Reliable Transaction Router
Application Design Guide

RTR ACP Fails: Standby Servers Available

If the RTR ACP fails, all the active servers on that node have their RTR channels closed and any transaction in progress is rejected. RTR tries to fail over to the standby server, if any exist. If no standby servers have been configured, the transaction is aborted. Take the case of the configuration shown in Standby Servers. Assume that the ACP has crashed on node N1. RTR on the surviving node recognizes this and attempts to fail over to P1_S. As before, a journal scan of N1's journal must be done before changing to active state. Since the ACP on N1 has gone, this cannot be used for the journal scan. The ACP on N2 must do the journal scan on its own. In this case, the behavior is different on recognized and unrecognized clusters.
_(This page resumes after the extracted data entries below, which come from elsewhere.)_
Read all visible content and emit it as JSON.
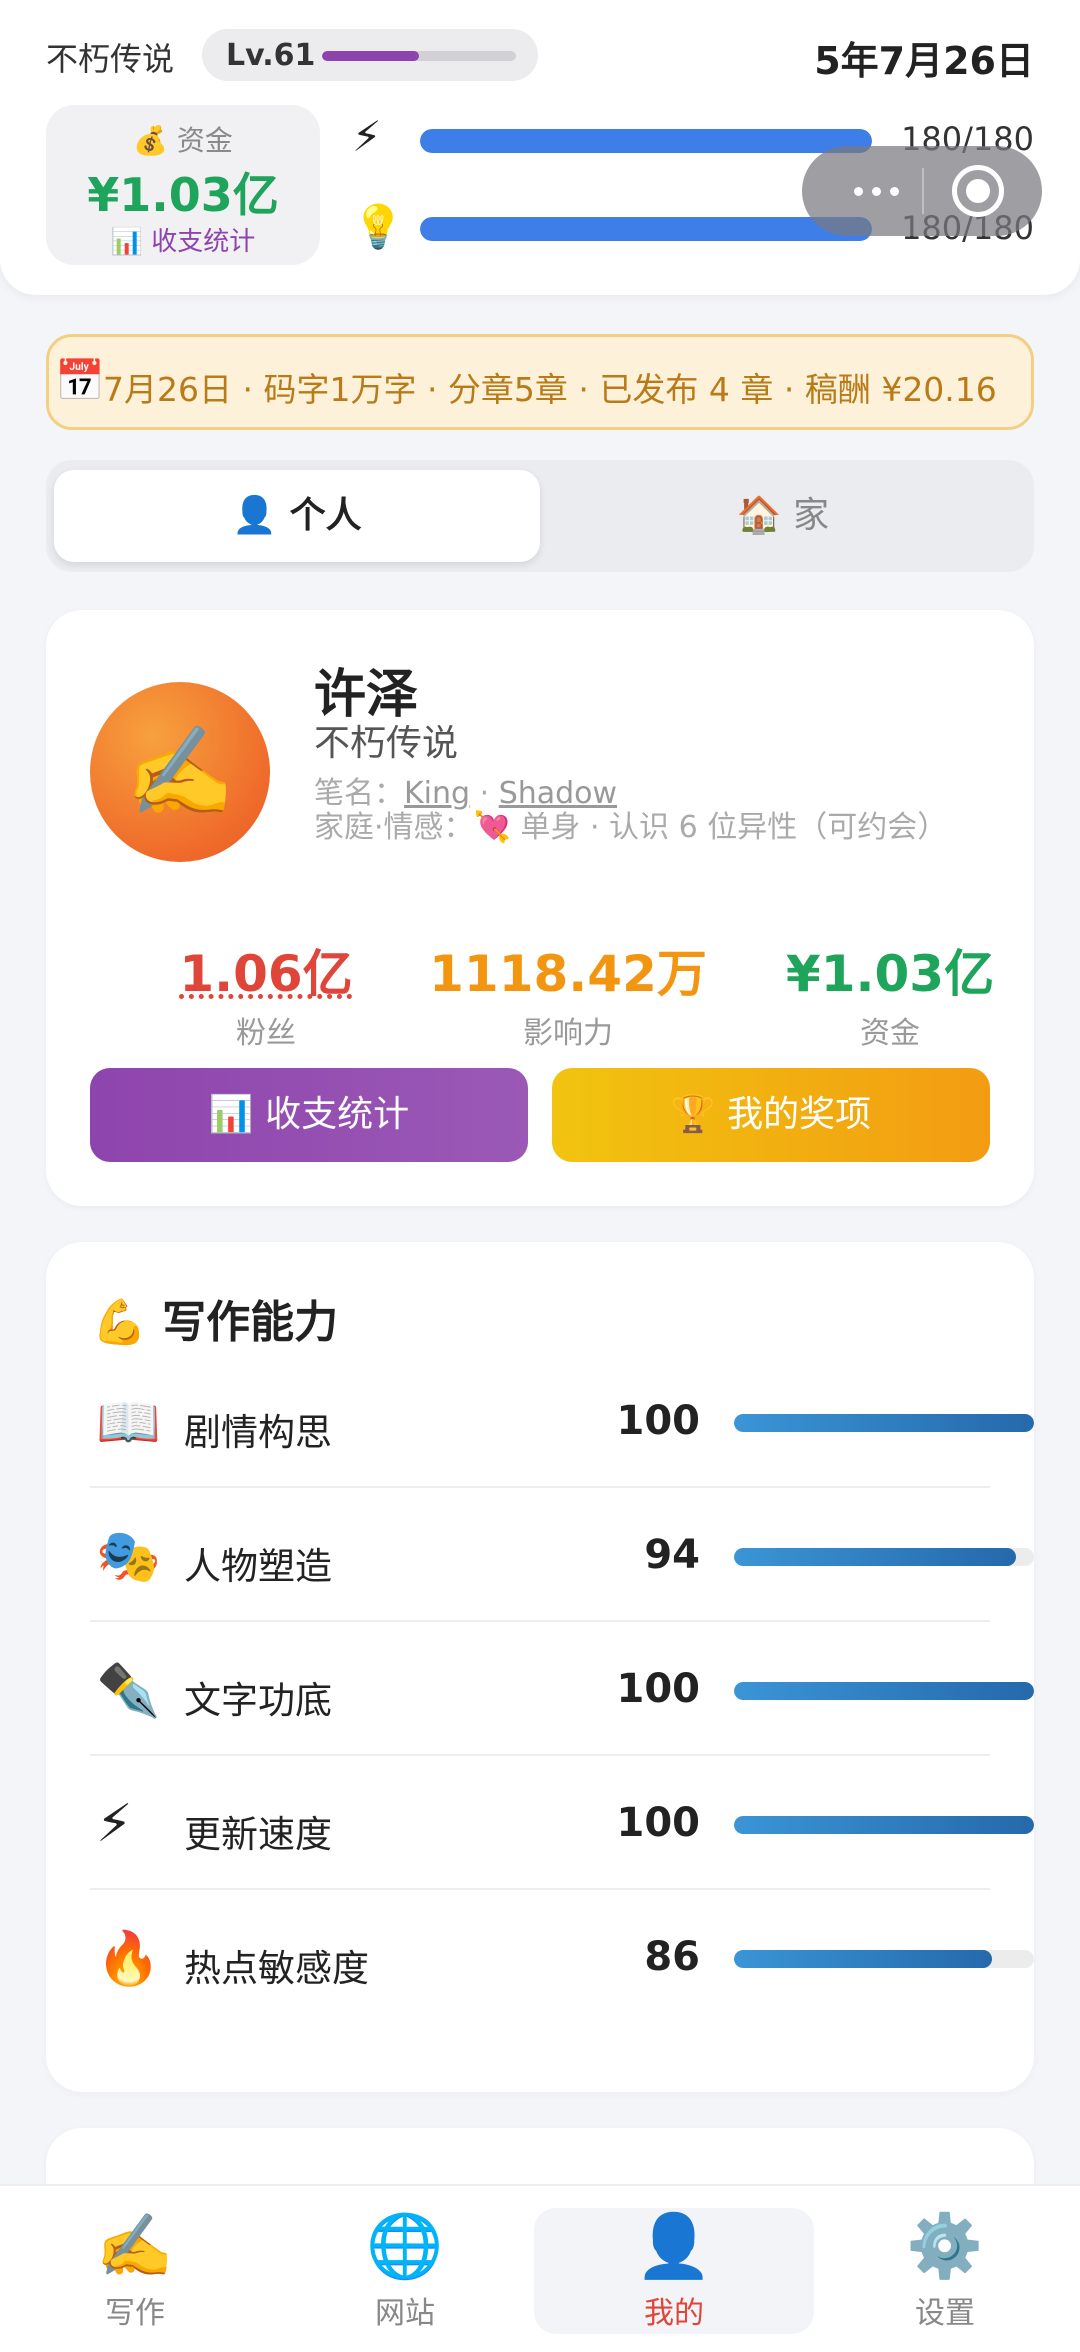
{
  "header": {
    "game_title": "不朽传说",
    "level": "Lv.61",
    "level_progress": 0.5,
    "date": "5年7月26日",
    "funds_label": "💰 资金",
    "funds_value": "¥1.03亿",
    "funds_link": "📊 收支统计",
    "energy_icon": "⚡",
    "energy_text": "180/180",
    "energy_progress": 1.0,
    "inspiration_icon": "💡",
    "inspiration_text": "180/180",
    "inspiration_progress": 1.0
  },
  "banner": {
    "icon": "📅",
    "text": "7月26日 · 码字1万字 · 分章5章 · 已发布 4 章 · 稿酬 ¥20.16"
  },
  "tabs": [
    {
      "label": "👤 个人",
      "active": true
    },
    {
      "label": "🏠 家",
      "active": false
    }
  ],
  "profile": {
    "avatar_emoji": "✍️",
    "name": "许泽",
    "title": "不朽传说",
    "pen_label": "笔名：",
    "pen_names": [
      "King",
      "Shadow"
    ],
    "pen_sep": " · ",
    "family": "家庭·情感：💘 单身 · 认识 6 位异性（可约会）",
    "metrics": [
      {
        "value": "1.06亿",
        "label": "粉丝"
      },
      {
        "value": "1118.42万",
        "label": "影响力"
      },
      {
        "value": "¥1.03亿",
        "label": "资金"
      }
    ],
    "buttons": {
      "stats": "📊 收支统计",
      "awards": "🏆 我的奖项"
    }
  },
  "abilities": {
    "title": "💪 写作能力",
    "items": [
      {
        "icon": "📖",
        "label": "剧情构思",
        "value": "100",
        "level": 1.0
      },
      {
        "icon": "🎭",
        "label": "人物塑造",
        "value": "94",
        "level": 0.94
      },
      {
        "icon": "✒️",
        "label": "文字功底",
        "value": "100",
        "level": 1.0
      },
      {
        "icon": "⚡",
        "label": "更新速度",
        "value": "100",
        "level": 1.0
      },
      {
        "icon": "🔥",
        "label": "热点敏感度",
        "value": "86",
        "level": 0.86
      }
    ]
  },
  "nav": [
    {
      "icon": "✍️",
      "label": "写作",
      "active": false
    },
    {
      "icon": "🌐",
      "label": "网站",
      "active": false
    },
    {
      "icon": "👤",
      "label": "我的",
      "active": true
    },
    {
      "icon": "⚙️",
      "label": "设置",
      "active": false
    }
  ],
  "colors": {
    "accent_purple": "#8e44ad",
    "accent_gold": "#f39c12",
    "money_green": "#1fa45b",
    "fans_red": "#e0453a",
    "energy_blue": "#3d7ee9",
    "ability_blue": "#2a7fc4"
  }
}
Journal Scan: Recognized Clusters

Because this is a cluster configuration, both nodes N1 and N2 can access the journal N1.J0 on D1. On "true" clusters RTR can directly access N1.J0 and on host- based clusters, RTR can access N1.J0 through the host node N1. Since the RTR ACP on N1 has failed, it will have released locks on N1.J0 making it free for the ACP on N2 to access. There is no failover time as the failure of the ACP on N1 is detected by RTR immediately. If a cluster transition causes D1 and D3 to be hosted on N2, this initiates the worst-case scenario, because the active server for P1_A is running on N1 but will be accessing the database partition P1 through the host N2. Similarly, the RTR ACP on N1 will also access its journal N1.J0 through the host N2. Note that this inefficiency is not present in "true" clusters. Thus, wherever host-based clustering is used, any re-hosting of disks should result in a matching change in the active/standby configuration of the RTR servers as well. RTR events or failover scripts can be used to achieve this.

Journal Scan: Unrecognized Clusters

RTR treats unrecognized clusters as though they are not clusters. That is, RTR on the upcoming active server (N2) performs a journal scan. It searches among the disks accessible to it but does not specifically look for clustered disks. It also does not perform a journal scan on any NFS-mounted disks. If RTR on N2 can find the journal N1.J0, it performs a full recovery of any transactions sitting in this journal and then continues processing transactions. If it cannot find the journal (N1.J0), it just continues processing new transactions. It does not wait for journals to become available.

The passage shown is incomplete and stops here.